British architect (1845–1905)

James Weir (5 March 1845, in St Pancras – 27 August 1905, in London) was a British Wesleyan Methodist architect who designed mainly for the Wesleyan Methodist Church in London and the south east of England.

Initially articled to the eminent architect George Devey from 1859 till 1864, he remained as an assistant of Devey for a further five years and then became an assistant to Richard Norman Shaw. He set up in independent practice in 1873, was elected an Associate of the Royal Institute of British Architects in 1874, and a Fellow in 1882. After living initially in the St Pancras area of London, he moved to the London suburb of Clapham where he remained for the rest of his life.

At the start of his independent career in 1873, Weir, aged 28, obtained a commission through a limited competition to design a new Wesleyan Church at Clapham to accommodate 1,050. Following this successful project he went on to design a further 28 chapels in London and South East England. Of his chapels 16 remain, though some now have different uses. Those at Hinde Street in Marylebone (1887), Beckenham (1887), Sevenoaks (1904) and Tenterden (1885) might be said to be the ones that have been least altered. Most chapels utilised the Gothic style, but a few, in particular Weir's most accomplished chapel, Hinde Street Methodist Church, were in classical style.

Towards the end of his life Weir designed two Central Halls, Victoria Hall in Deptford (1903) and Stepney (completed 1907).

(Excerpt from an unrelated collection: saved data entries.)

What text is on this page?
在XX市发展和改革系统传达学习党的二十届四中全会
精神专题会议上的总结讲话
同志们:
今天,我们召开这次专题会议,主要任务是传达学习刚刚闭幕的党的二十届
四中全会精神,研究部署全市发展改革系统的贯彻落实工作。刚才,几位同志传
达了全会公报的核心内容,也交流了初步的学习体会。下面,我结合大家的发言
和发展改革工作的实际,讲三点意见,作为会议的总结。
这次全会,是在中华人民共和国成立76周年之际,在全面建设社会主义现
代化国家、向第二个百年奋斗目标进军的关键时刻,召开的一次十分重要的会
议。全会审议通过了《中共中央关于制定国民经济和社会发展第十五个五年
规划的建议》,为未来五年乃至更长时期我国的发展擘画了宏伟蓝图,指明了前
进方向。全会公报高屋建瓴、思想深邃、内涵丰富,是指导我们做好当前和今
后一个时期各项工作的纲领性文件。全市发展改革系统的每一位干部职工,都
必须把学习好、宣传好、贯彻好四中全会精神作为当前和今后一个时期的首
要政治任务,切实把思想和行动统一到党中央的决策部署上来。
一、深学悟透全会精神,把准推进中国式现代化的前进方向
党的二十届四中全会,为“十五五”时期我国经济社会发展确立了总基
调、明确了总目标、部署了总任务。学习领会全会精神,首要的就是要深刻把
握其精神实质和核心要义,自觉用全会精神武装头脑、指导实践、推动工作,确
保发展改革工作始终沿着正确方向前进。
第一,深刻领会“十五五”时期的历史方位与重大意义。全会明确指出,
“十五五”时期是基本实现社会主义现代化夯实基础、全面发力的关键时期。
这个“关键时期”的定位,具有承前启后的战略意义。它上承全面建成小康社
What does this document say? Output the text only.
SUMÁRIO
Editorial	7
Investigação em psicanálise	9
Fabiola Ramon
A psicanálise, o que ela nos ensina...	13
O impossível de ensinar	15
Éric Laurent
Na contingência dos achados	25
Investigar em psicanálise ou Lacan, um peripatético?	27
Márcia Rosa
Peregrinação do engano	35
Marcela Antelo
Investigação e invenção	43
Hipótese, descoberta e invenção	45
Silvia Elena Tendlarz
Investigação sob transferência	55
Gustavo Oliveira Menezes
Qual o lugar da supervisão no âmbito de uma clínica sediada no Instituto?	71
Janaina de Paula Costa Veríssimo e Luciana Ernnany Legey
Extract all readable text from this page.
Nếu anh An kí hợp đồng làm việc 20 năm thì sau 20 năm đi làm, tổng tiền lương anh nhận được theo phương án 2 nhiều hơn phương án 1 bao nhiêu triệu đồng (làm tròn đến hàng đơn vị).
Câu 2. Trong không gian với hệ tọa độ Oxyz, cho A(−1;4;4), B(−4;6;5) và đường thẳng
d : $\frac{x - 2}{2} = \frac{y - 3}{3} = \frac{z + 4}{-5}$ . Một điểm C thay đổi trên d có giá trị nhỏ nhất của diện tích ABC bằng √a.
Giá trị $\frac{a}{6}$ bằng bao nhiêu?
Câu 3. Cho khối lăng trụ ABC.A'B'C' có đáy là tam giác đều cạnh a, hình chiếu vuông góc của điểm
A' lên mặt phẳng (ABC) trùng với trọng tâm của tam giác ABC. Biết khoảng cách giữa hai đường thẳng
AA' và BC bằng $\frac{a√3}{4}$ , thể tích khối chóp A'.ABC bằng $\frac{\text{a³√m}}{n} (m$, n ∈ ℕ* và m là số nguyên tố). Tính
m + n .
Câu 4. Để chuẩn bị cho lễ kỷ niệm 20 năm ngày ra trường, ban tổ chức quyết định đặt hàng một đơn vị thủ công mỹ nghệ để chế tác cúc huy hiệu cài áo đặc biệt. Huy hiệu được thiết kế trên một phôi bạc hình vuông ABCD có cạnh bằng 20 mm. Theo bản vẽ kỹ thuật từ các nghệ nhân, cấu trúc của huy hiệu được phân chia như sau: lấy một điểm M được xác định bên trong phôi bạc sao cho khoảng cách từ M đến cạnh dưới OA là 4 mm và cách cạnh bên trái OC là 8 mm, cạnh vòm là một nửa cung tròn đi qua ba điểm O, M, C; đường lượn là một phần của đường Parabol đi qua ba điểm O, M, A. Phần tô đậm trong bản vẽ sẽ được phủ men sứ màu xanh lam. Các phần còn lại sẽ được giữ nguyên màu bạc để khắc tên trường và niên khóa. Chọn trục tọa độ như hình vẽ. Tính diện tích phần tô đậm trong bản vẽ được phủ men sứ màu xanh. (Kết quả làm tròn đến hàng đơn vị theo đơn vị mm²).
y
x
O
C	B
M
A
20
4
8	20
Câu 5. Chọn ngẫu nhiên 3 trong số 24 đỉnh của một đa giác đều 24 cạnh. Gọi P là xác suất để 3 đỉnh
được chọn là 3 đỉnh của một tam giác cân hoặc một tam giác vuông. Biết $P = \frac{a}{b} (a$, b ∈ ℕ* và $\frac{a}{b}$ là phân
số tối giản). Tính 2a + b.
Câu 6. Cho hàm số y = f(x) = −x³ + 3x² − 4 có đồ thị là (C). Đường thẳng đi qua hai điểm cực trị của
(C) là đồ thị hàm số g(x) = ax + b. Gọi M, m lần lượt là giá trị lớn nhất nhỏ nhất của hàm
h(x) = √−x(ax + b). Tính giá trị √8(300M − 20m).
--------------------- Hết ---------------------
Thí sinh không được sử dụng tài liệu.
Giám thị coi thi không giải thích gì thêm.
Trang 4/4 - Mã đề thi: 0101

Weir's chapel output could have been greater had not commercial interests governed his career so strongly from 1890 onwards. For many years he acted as architect to the Victoria Chambers Company in Westminster (where his professional offices were situated) and to the Westinghouse Brake Company which had set up in Kings Cross, the area where Weir was brought up.

After his death, the firm of Weir, Burrows and Weir, which he had formed in January 1905, carried on in business. His partner William Weir was James' nephew and Fred Burrows had been his manager.